O café, uma das bebidas mais consumidas no mundo, vem acumulando evidências científicas a favor da saúde do coração. Levantamentos recentes indicam que o consumo moderado de cafeína pode estar relacionado a um menor risco de problemas cardiovasculares, como infarto, AVC e insuficiência cardíaca. A ingestão de até 400 mg de cafeína por dia é considerada segura para a maioria dos adultos, quantidade equivalente a cerca de três a cinco xícaras de café de 240 ml.
Quem mantém esse padrão de consumo apresenta menor risco de desenvolver doença arterial coronariana, fibrilação atrial e hipertensão, segundo os dados analisados. Outra pesquisa reforça esse cenário, mostrando que décadas de estudos com milhões de participantes apontam benefícios amplos do café para a saúde. O consumo moderado, normalmente de três a cinco xícaras por dia, está associado a maior longevidade e à redução dos riscos de doenças cardíacas, derrame, diabetes tipo 2, doenças respiratórias e declínio cognitivo. Os ganhos aparecem ainda na disposição para atividade física, na função pulmonar e na clareza mental, sempre dentro de um consumo moderado.
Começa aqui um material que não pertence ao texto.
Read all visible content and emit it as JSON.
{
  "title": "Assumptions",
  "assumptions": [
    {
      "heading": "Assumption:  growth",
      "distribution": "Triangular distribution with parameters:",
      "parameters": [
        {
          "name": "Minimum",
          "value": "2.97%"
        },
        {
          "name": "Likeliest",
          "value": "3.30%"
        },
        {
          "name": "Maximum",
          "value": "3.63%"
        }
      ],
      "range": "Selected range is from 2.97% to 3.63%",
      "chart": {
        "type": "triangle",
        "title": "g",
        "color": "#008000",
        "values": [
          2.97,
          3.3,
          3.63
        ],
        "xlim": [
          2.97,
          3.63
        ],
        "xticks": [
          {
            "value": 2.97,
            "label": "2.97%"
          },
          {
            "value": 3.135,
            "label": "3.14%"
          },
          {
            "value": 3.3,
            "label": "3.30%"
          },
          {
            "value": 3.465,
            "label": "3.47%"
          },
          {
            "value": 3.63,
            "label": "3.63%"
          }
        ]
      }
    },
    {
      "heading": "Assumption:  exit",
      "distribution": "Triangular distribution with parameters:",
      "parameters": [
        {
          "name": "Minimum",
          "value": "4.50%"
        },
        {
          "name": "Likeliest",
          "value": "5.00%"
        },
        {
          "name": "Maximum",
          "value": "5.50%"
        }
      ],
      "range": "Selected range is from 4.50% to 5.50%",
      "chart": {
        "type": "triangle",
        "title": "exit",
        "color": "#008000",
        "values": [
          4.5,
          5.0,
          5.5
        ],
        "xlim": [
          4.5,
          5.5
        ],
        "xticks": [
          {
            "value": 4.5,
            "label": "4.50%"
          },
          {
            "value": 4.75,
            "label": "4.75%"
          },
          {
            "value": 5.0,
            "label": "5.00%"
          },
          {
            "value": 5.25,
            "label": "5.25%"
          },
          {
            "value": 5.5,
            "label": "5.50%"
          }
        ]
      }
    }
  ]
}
Um estudo identificou reduções significativas no risco de doença coronária, insuficiência cardíaca congestiva e AVC entre quem bebe café moído, instantâneo ou descafeinado. Um dado chamou atenção quando o assunto é arritmia. O consumo de quatro a cinco xícaras diárias de café moído com cafeína reduziu o risco de batimentos irregulares em 17%, enquanto o café descafeinado não trouxe o mesmo efeito protetor.
Essa relação entre café e arritmia também apareceu em um ensaio clínico com pacientes que tinham fibrilação atrial persistente após cardioversão, procedimento que restaura o ritmo cardíaco normal. Um grupo manteve o consumo habitual de café, outro ficou em abstinência total. Após seis meses, a recorrência da arritmia foi menor entre quem continuou bebendo café, 47% contra 64% no grupo que evitou a bebida por completo, uma redução de cerca de 39% no risco entre os consumidores moderados.
Existe uma ressalva importante. O risco cardiovascular ligado à cafeína tende a aparecer em situações de consumo excessivo, principalmente quando o café se combina com bebidas energéticas, suplementos pré-treino e álcool, fontes concentradas de estimulantes. Além disso, a resposta à cafeína varia de pessoa para pessoa, já que fatores genéticos influenciam a velocidade com que o organismo a metaboliza.
A recomendação geral é manter o consumo dentro dos limites considerados seguros e observar a reação individual, sobretudo para quem tem histórico de problemas cardíacos ou sensibilidade à cafeína. Boa parte dessas pesquisas tem caráter observacional, o que significa que apontam associação, não uma relação direta de causa e efeito.